_ _ __________ ___ __ _ _ __ __| | ___ _ __ __ ___ _| | ___ _ __ \ | / __|/ _` | '_ \ / _` |/ __| '__/ _` \ \ /\ / / |/ _ \ '__| \ | \__ \ (_| | | | | (_| | (__| | | (_| |\ V V /| | __/ | \ooooooo| |___/\__,_|_| |_|\__,_|\___|_| \__,_| \_/\_/ |_|\___|_|
This repo contains back-end python workers, scripts, hadoop jobs, luigi tasks, and other scripts and code for the Internet Archive web group's journal ingest pipeline. This code is of mixed quality and is mostly experimental. The goal for most of this is to submit metadata to fatcat, which is the more stable, maintained, and public-facing service.

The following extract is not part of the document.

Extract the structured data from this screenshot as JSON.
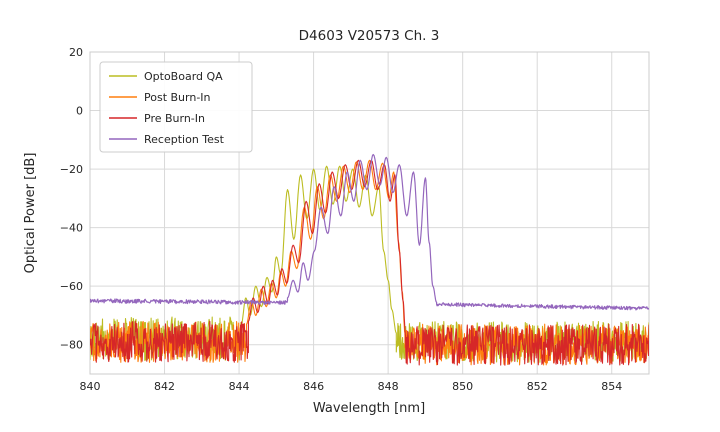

Code in this repository is potentially public! Not intented to accept public contributions for the most part. Much of this will not work outside the IA cluster environment.
Archive-specific deployment/production guides and ansible scripts at: journal-infra
./proposals/ design documentation and change proposals
./python/ contains scripts and utilities for ingesting content from wayback and/or the web (via save-page-now API), and other processing pipelines
./sql/ contains schema, queries, and backfill scripts for a Postgres SQL database index (eg, file metadata, CDX, and GROBID status tables).
./pig/ contains a handful of Pig scripts, as well as some unittests implemented in python. Only rarely used.
./scalding/ contains Hadoop jobs written in Scala using the Scalding framework. The intent is to write new non-trivial Hadoop jobs in Scala, which brings type safety and compiled performance. Mostly DEPRECATED.
./python_hadoop/ contains Hadoop streaming jobs written in python using the
mrjob library. Mostly DEPRECATED.
Running Python Code
You need python3.8 (or python3.6+ and
pipenv to set up the
environment. You may also need the debian packages
python-dev` to install some dependencies.
Running Hadoop Jobs (DEPRECATED)
./please python3 wrapper script is a helper for running jobs (python or
scalding) on the IA Hadoop cluster. You'll need to run the setup/dependency
tasks first; see README files in subdirectories.